Stephen Lloyd Smith is a member of Brunel Business School with special interests in emotional labour, practice development, the philosophy of method and in the class origins and emotional basis for the authority exercised by local authorities.
He is experienced in the use of different forms of applied drama, image work, learning sets (etc) for practice development, especially as a way examining and overcoming impasse. He has worked with Kent Constabulary, the Royal College of Nursing, the Faculty of Occupational Medicine, the air-transport section of the International Transport Workers’ Federation and with a number of local authorities and health trusts.
He was the founding editor of the International Journal of Work Organisation and Emotions and has published papers in several journals including, Local Economy, Science and Public Policy, Sociological Review, Social Science and Medicine, Research Policy, Soundings, Place Branding and Public Diplomacy, the International Small Business Journal and in Philosophy of Management. Recently he was guest editor for two special editions of the International Journal of Work Organisation and Emotions, based on presentations at the Conference on the Future of Feeling. This was one of a series of conferences and seminars which he co-organised.

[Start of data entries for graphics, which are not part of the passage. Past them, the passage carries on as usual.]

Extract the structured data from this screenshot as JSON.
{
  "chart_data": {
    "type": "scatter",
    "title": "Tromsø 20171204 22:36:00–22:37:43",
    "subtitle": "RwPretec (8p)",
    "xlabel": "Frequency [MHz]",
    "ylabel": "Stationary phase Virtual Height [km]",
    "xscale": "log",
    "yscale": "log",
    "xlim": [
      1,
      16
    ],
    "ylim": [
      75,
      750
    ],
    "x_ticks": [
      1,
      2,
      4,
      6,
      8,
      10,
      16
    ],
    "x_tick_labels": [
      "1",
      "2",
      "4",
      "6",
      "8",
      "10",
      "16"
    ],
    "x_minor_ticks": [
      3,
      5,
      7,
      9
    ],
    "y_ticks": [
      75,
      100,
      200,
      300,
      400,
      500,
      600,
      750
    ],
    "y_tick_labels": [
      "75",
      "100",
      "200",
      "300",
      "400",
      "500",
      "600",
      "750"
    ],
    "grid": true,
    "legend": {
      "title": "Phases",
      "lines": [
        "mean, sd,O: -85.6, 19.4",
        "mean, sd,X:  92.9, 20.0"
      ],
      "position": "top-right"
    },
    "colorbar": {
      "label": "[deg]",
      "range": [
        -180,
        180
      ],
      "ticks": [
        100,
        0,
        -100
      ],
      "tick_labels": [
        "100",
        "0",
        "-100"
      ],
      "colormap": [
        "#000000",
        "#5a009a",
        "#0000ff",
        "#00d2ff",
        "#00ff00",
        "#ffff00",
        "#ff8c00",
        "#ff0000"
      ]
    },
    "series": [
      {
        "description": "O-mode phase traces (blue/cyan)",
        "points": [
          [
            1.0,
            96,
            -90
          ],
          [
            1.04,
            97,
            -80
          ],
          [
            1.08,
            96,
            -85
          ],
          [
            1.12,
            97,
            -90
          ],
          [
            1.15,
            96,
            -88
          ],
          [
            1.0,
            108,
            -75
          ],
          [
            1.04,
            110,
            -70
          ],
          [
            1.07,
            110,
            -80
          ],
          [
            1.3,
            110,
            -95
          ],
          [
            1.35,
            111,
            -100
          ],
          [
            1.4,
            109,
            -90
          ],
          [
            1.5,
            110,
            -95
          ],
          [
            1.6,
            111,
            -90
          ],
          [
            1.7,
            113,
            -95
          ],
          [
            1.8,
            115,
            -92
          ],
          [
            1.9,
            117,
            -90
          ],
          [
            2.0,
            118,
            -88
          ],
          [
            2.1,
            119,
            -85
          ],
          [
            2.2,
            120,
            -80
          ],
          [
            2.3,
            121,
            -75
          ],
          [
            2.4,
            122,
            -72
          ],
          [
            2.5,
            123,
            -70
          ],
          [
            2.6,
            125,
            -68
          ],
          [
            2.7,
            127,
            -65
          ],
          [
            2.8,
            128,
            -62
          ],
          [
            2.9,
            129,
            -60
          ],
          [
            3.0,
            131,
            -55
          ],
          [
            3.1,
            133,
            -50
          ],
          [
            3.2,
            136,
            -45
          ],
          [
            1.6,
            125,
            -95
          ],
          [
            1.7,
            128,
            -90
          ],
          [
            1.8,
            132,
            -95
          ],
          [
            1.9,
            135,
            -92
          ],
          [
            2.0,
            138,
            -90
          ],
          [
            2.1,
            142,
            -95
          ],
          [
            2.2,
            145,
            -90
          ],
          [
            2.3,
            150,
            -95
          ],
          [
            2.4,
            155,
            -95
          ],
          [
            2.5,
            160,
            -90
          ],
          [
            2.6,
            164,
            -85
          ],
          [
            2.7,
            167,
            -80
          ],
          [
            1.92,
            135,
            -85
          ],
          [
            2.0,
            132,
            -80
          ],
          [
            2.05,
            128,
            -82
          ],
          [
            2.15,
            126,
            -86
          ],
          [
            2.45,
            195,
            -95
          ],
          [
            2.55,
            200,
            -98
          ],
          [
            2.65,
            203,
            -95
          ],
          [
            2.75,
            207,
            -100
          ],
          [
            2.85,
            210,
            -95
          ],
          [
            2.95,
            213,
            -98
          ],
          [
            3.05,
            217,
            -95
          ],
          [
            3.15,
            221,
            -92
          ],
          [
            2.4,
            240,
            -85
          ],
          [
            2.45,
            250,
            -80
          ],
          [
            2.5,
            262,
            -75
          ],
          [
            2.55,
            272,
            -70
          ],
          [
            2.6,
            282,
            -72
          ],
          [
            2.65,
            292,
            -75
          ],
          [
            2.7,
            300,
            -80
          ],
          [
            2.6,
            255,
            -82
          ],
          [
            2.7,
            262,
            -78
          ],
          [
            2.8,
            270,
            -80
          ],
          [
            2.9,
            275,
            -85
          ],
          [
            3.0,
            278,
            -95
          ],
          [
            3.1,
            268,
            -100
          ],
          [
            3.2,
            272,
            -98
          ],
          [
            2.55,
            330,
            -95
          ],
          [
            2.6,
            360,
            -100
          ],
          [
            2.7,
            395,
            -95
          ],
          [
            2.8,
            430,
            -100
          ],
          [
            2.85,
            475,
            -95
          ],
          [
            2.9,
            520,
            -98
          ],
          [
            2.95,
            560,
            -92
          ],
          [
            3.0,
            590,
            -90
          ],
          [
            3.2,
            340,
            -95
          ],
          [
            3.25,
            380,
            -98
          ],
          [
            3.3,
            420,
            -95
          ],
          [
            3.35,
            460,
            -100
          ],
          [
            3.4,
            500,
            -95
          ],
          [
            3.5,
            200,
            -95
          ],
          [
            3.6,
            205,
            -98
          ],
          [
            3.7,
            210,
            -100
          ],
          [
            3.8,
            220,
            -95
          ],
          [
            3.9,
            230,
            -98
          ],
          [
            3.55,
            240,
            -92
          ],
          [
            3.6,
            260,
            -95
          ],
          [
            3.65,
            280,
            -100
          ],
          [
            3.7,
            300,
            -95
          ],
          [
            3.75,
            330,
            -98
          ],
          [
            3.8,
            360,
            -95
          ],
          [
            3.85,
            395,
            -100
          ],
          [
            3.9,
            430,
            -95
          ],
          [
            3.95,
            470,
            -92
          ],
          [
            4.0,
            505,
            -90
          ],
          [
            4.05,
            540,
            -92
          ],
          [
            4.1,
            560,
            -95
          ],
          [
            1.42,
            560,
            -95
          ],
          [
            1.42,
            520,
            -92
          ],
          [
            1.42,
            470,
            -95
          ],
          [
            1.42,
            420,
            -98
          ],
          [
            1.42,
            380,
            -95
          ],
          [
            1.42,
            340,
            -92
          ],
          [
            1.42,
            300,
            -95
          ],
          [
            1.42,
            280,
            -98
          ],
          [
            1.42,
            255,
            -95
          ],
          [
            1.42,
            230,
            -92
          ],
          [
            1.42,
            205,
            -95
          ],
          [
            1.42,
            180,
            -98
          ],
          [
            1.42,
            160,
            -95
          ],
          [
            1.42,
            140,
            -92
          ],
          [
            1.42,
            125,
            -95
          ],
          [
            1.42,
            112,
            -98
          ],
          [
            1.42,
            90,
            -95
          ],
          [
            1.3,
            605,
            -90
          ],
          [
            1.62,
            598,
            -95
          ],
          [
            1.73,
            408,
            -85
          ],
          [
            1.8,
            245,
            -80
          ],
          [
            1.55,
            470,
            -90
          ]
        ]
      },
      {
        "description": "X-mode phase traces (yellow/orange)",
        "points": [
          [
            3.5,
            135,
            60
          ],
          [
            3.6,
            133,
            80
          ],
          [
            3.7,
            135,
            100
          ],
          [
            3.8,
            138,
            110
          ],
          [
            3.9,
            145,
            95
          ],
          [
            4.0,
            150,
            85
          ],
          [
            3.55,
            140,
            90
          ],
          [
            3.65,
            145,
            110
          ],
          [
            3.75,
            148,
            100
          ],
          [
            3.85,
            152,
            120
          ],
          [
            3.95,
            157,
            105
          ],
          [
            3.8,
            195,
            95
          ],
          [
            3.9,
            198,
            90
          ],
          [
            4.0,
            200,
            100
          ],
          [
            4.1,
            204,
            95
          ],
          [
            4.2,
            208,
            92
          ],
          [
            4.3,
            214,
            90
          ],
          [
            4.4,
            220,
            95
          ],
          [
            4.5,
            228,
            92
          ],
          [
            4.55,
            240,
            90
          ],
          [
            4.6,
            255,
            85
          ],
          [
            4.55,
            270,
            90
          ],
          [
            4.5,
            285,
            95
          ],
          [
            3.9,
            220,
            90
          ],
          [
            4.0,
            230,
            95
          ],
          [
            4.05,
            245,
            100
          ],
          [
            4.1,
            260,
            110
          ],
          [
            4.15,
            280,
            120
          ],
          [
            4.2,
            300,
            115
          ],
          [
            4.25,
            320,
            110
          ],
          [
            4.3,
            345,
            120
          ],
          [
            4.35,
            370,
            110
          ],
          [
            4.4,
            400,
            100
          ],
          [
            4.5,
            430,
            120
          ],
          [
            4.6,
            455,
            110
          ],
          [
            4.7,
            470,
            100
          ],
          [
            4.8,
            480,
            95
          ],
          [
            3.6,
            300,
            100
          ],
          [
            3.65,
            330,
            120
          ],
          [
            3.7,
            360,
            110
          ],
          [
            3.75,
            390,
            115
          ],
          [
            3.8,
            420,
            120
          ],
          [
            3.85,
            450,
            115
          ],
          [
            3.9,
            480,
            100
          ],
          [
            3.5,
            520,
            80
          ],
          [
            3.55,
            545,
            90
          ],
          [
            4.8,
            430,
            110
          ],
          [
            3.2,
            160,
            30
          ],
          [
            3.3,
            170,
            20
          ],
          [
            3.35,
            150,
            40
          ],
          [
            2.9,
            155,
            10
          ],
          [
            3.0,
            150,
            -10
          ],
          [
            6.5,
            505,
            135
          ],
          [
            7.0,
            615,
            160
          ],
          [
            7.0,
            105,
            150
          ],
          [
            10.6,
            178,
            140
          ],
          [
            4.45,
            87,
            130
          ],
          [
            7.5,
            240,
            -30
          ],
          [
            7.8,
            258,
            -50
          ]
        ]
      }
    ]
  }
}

Steve has a special interest in the thoughts and writings of Arlie Hochschild. In his estimation ‘She is the greatest living sociologist and by far the most acute observer of emotions in public and private life.’
Main teaching responsibilities cover organisational sociology, doctoral supervision and an MBA module called Managing for the Future. For weekend projects he plays in a nine-piece soul band and is developing a radically new form of electric guitar which he has also patented.
He is currently working on the concept of ‘Artefact Cafes’ (with the School of Engineering and Design), on a Learning Set (with Meretta Elliot from the School of Arts and Kate Darlington, BBS) and on the ritual origins of local emotions (again with Kate Darlington who has chosen this as the focus of her doctoral research). ‘Public feelings vary from place to place. Some publics show great enthusiasm, others are confounded by bad-temper; yet others are passive and half-asleep. Here nothing much happens. The proposition that there are such things as ‘public emotions’ won’t be accepted by everybody, especially those who think social life is constituted out of individual interests and psychologies. However, different feelings are reported clearly enough by members of different local elites. And now we think we know why they vary. It has to do with which public rituals are enacted, how often and with how big they are. It is from these events that local authorities derive their “moral energies” and we know one place which is particularly expert in all of this. It has been enacting big rituals for over a century and this has strengthened and shaped the authority which its local authority enjoys.’
Newest selected publications
Smith, SL. (2011) 'Afterword'. Philosophy of Management, 10 (3). pp. 85 - 102. ISSN: 1740-3812
Smith, S. (2010) 'Naïve expertise: spacious alternative to the Standard Account of Method'. Philosophy of Management, 9 (3). pp. 95 - 133. ISSN: 1740-3812
Smith, SL. (2009) 'Editorial: Weird scenes and the future of feelings'. International Journal of Work Organisation and Emotion, 3 (2). pp. 91 - 91. ISSN: 1740-8938
Smith, S., Colquhoun, R., Elliot, M. and Cornelius, N. (2007) 'Making a drama out of a crisis? 'performative learning' in the police service', in Reynolds, M. and Vince, R. (eds.) Handbook of experiential learning and management education. Oxford University Press. pp. 105 - 122. ISBN 13: 978-0199217632.